28. Mai 2017, 22:03 Uhr

Steinbrücks Blutgrätsche und die Schulz-Offensive

28. Mai 2017, 22:03 Uhr
Das Störfeuer von Steinbrück sorgt für Wirbel. (Foto: dpa)

Die SPD schäumt. An und für sich kein ungewöhnlicher Zustand. Von himmelhoch jauchzend, wie beim Schulz-Hype, bis zu Tode betrübt nach dem Machtverlust in ihrer Herzkammer Nordrhein-Westfalen – die Genossen sind für ihre Gemütswallungen bekannt. Als Todsünde in der ältesten deutschen Partei gilt mangelnde Solidarität. Ausnahmen (wie der Sturz von Kurt Beck) bestätigen dabei die Regel. Der ganze Zorn der Partei richtet sich nun gegen einen Mann, mit dem viele in der SPD nie warm wurden: Peer Steinbrück.

Der ging 2013 nach einem völlig verkorksten Wahlkampf als Kanzlerkandidat unter. Jetzt fährt der Ex-Finanzminister dem aktuellen Kanzlerkandidaten Martin Schulz in die Parade. Zwar dürfte einiges, was Steinbrück über große Sonntags-Interviews losgelassen hat, satirisch überzeichnet sein – Privatier Steinbrück ist ab Juli mit dem Kabarettisten Florian Schroeder auf Bühnentour. Ein bisschen SPD-Bashing ist da keine schlechte Werbung. Was Steinbrück, der Ende September 2016 den Bundestag verließ und in Hamburg über die Helmut-Schmidt-Bundesstiftung wacht, aber von der Seitenlinie halbironisch ins SPD-Spielfeld schießt, treibt das Schulz-Team zur Weißglut. Die 100 Prozent bei dessen Wahl zum Parteichef seien »vergiftet« gewesen: »Die Partei saß plötzlich auf Wolke sieben, es hat sich ein Realitätsverlust eingestellt, und das Publikum hat sich gewundert: Steht da jetzt Erich Schulz-Honecker?«

Das trieft vor Häme. Und genauso wird es in der SPD verstanden. So giftet Bundesvize Ralf Stegner, als Chef-Propagandist der Sozialdemokraten bei Twitter selbst kein Kind von Traurigkeit, gegen Steinbrück: »Andere, selbst an ihrer Hybris gescheitert, geben via Kommentaren der Partei, der sie (noch) angehören, unerbetenen schlechten Rat. Kurios.« Der Staatsminister im Auswärtigen Amt, Michael Roth (SPD), findet Steinbrücks Einlassungen ebenfalls nicht witzig.

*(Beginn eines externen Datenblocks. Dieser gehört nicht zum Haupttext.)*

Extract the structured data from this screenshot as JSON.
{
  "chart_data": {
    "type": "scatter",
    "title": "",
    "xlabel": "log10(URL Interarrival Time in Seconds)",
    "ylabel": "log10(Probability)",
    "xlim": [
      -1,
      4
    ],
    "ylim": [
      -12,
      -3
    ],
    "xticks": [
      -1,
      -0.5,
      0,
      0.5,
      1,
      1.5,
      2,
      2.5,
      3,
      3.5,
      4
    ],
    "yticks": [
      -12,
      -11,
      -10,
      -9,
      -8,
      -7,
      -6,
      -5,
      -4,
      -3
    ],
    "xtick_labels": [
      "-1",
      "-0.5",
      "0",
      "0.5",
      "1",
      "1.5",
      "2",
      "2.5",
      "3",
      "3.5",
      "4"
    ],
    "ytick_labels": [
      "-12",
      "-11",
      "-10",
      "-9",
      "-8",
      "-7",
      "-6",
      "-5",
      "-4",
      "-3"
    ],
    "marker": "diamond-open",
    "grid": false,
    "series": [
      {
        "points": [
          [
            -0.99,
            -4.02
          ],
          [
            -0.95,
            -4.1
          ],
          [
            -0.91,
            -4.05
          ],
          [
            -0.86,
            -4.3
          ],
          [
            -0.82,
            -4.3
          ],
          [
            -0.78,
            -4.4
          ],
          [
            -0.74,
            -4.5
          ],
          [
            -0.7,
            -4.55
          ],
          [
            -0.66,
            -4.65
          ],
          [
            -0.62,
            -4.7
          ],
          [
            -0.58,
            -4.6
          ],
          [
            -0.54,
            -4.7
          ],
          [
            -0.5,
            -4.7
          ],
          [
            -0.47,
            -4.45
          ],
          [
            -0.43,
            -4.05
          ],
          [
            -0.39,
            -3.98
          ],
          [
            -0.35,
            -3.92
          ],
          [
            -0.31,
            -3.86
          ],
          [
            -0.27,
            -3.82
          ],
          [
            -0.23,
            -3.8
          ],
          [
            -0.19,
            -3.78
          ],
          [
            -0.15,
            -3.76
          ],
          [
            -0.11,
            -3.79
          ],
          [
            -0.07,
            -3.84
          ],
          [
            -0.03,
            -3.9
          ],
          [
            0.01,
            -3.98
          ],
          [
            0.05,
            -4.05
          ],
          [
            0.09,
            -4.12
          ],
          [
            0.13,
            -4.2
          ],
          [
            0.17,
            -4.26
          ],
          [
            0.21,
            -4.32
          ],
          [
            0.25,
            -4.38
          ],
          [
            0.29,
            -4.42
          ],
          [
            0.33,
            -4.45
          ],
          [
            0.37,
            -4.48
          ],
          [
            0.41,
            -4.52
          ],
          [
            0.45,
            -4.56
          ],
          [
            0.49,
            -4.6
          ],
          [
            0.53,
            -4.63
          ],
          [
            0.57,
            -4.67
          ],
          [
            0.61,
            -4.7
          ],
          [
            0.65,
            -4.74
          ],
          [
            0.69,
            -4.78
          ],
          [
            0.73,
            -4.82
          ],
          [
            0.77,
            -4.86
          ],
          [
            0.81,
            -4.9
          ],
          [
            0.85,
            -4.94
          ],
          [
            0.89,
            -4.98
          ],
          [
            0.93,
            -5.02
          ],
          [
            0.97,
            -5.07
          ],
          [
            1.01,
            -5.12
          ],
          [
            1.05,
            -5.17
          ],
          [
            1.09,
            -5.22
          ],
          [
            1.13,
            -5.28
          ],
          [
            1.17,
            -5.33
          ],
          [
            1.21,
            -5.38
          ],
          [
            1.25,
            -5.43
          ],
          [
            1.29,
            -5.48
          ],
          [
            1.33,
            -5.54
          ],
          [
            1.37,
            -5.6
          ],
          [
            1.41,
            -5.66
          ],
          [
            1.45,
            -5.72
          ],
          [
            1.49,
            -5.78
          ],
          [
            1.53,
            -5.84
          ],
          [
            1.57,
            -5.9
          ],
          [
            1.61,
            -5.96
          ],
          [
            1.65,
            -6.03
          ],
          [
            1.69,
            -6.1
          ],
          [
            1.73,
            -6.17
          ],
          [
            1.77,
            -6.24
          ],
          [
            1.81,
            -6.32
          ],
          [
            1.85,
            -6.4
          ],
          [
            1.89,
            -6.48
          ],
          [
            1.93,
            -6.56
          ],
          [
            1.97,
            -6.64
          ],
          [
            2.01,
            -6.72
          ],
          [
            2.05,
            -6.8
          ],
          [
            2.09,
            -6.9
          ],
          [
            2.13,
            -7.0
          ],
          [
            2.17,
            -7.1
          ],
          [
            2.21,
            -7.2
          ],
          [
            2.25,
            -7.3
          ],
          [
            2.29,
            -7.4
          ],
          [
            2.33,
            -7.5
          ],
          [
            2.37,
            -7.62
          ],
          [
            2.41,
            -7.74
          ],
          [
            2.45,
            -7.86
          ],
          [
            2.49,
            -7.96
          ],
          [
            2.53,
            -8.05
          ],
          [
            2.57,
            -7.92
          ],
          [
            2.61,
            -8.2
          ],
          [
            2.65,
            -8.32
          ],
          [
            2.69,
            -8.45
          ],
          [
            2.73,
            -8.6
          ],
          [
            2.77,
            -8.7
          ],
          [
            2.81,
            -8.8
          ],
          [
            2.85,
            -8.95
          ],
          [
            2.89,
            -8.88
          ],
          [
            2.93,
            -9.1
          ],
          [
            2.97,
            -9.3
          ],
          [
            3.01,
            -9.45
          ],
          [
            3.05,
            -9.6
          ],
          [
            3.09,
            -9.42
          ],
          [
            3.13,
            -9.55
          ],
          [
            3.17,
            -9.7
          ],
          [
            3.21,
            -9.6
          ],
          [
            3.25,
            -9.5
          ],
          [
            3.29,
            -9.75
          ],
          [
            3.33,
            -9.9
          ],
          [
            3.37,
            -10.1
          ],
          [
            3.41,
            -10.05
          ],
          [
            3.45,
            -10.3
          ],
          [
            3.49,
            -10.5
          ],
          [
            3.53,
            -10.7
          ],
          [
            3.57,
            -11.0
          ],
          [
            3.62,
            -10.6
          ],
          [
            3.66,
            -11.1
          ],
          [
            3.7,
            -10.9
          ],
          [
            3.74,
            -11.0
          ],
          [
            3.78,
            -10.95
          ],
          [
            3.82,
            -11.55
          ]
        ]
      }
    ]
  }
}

Warum haut Steinbrück abseits seiner PR-Strategien so in den Laden? Vielleicht schaute er Mittwochabend »Maischberger«. Im TV-Sessel distanzierte sich Schulz unter anderem klar von Steinbrücks damaligem Gehabe, das Kanzlergehalt sei zu mickrig.

Jubel für den Chef

Die Parteispitze verurteilt Steinbrücks Egotrip – seine Analyse aber trifft durchaus einen Nerv. Der von Schulz geduldete, vom Wähler zurückgewiesene rot-rote Flirt im Saarland? »Das hätte ich der SPD vorher sagen können. Rot-Rot-Grün ist, jedenfalls im Westen, schlicht und einfach nicht akzeptabel«, sagt Steinbrück. Zu enger Fokus auf das Gerechtigkeitsthema? Haben die Schulz-Strategen selbst erkannt. So hat der Kanzlerkandidat sein Angebot verbreitert, unterfüttert seine Gerechtigkeitserzählung mit konkreten Verbesserungsvorschlägen.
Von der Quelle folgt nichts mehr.